Это, значит, было учение Бусидо — переноси и встречай все бедствия и невзгоды с терпением и чистой совестью; ибо, как учил Мэн-цзы, «Когда Небо собирается возложить великую должность на кого-либо, оно сначала упражняет его ум страданием, а его жилы и кости — трудом; оно подвергает его тело голоду и подвергает его крайней нищете; и оно запутывает его начинания. Всеми этими способами оно стимулирует его ум, закаляет его природу и восполняет его некомпетентность». Истинная честь заключается в выполнении указа Неба, и никакая смерть, понесенная при этом, не является позорной, тогда как смерть, чтобы избежать того, что Небо приготовило, действительно труслива! В той причудливой книге сэра Томаса Брауна «Religio Medici» есть точный английский эквивалент того, что неоднократно преподается в наших Предписаниях. Позвольте мне процитировать его: «Это храбрый акт доблести — презирать смерть, но там, где жизнь ужаснее смерти, тогда истинная доблесть — осмелиться жить». Известный священник семнадцатого века сатирически заметил: «Говори что хочешь, самурай, который никогда не умирал, склонен в решающие моменты бежать или прятаться». Опять же: «Того, кто однажды умер в глубине своей груди, никакие копья Санады или все стрелы Тамэтомо не могут пронзить». Как близко мы подходим к порталам храма, чей Строитель учил: «тот, кто потеряет свою жизнь ради меня, найдет ее!» Это лишь несколько из многочисленных примеров, которые подтверждают моральную идентичность человеческого вида, несмотря на попытку, столь усердно предпринятую, сделать различие между христианином и язычником как можно большим.

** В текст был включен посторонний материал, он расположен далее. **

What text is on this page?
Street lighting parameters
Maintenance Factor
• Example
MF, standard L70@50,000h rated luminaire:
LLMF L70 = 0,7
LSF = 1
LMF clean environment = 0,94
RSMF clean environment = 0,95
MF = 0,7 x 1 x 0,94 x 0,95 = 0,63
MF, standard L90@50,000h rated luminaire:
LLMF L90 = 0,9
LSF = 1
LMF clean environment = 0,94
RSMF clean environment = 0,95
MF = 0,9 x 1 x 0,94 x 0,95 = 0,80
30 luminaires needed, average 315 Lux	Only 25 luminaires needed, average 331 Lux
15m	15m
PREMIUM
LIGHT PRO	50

[20] I use Dr. Legge’s translation verbatim.
Мы таким образом увидели, что институт самоубийства Бусидо был не таким иррациональным или варварским, как его злоупотребление поражает нас на первый взгляд. Мы теперь увидим, имеет ли его сестринский институт Возмездия — или назовите это Местью, если хотите — свои смягчающие черты. Я надеюсь, что смогу решить этот вопрос в нескольких словах, поскольку аналогичный институт, или назовите это обычаем, если это больше подходит вам, в какое-то время преобладал среди всех народов и еще не стал полностью устаревшим, о чем свидетельствует продолжение дуэлей и линчевания. Почему, разве американский капитан недавно не вызвал Эстерхази, чтобы обиды Дрейфуса были отомщены? Среди дикого племени, у которого нет брака, прелюбодеяние не является грехом, и только ревность любовника защищает женщину от злоупотреблений: так и во время, у которого нет уголовного суда, убийство не является преступлением, и только бдительная месть людей жертвы сохраняет социальный порядок. «Что самое прекрасное на земле?» — сказал Осирис Гору. Ответ был: «Отомстить за обиды родителя», — к чему японец добавил бы «и господина».

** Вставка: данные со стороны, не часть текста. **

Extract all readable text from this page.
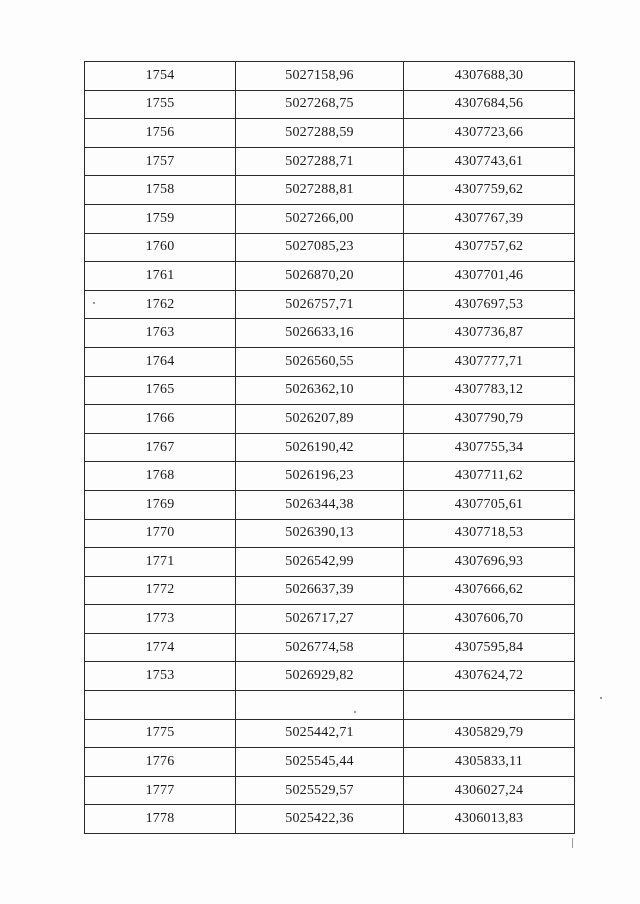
1754	5027158,96	4307688,30
1755	5027268,75	4307684,56
1756	5027288,59	4307723,66
1757	5027288,71	4307743,61
1758	5027288,81	4307759,62
1759	5027266,00	4307767,39
1760	5027085,23	4307757,62
1761	5026870,20	4307701,46
1762	5026757,71	4307697,53
1763	5026633,16	4307736,87
1764	5026560,55	4307777,71
1765	5026362,10	4307783,12
1766	5026207,89	4307790,79
1767	5026190,42	4307755,34
1768	5026196,23	4307711,62
1769	5026344,38	4307705,61
1770	5026390,13	4307718,53
1771	5026542,99	4307696,93
1772	5026637,39	4307666,62
1773	5026717,27	4307606,70
1774	5026774,58	4307595,84
1753	5026929,82	4307624,72

1775	5025442,71	4305829,79
1776	5025545,44	4305833,11
1777	5025529,57	4306027,24
1778	5025422,36	4306013,83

В мести есть что-то, что удовлетворяет чувство справедливости. Мститель рассуждает: «Мой добрый отец не заслуживал смерти. Тот, кто убил его, совершил великое зло. Мой отец, если бы он был жив, не потерпел бы такого дела: само Небо ненавидит злодеяния. Это воля моего отца; это воля Неба, чтобы злодей прекратил свою работу. Он должен погибнуть от моей руки; потому что он пролил кровь моего отца, я, который есть его плоть и кровь, должен пролить кровь убийцы. То же самое Небо не должно укрывать его и меня». Рассуждение простое и детское (хотя мы знаем, что Гамлет не рассуждал намного глубже), тем не менее оно показывает врожденное чувство точного баланса и равной справедливости: «Око за око, зуб за зуб». Наше чувство мести так же точно, как наша математическая способность, и пока оба члена уравнения не удовлетворены, мы не можем избавиться от чувства чего-то оставленного незавершенным.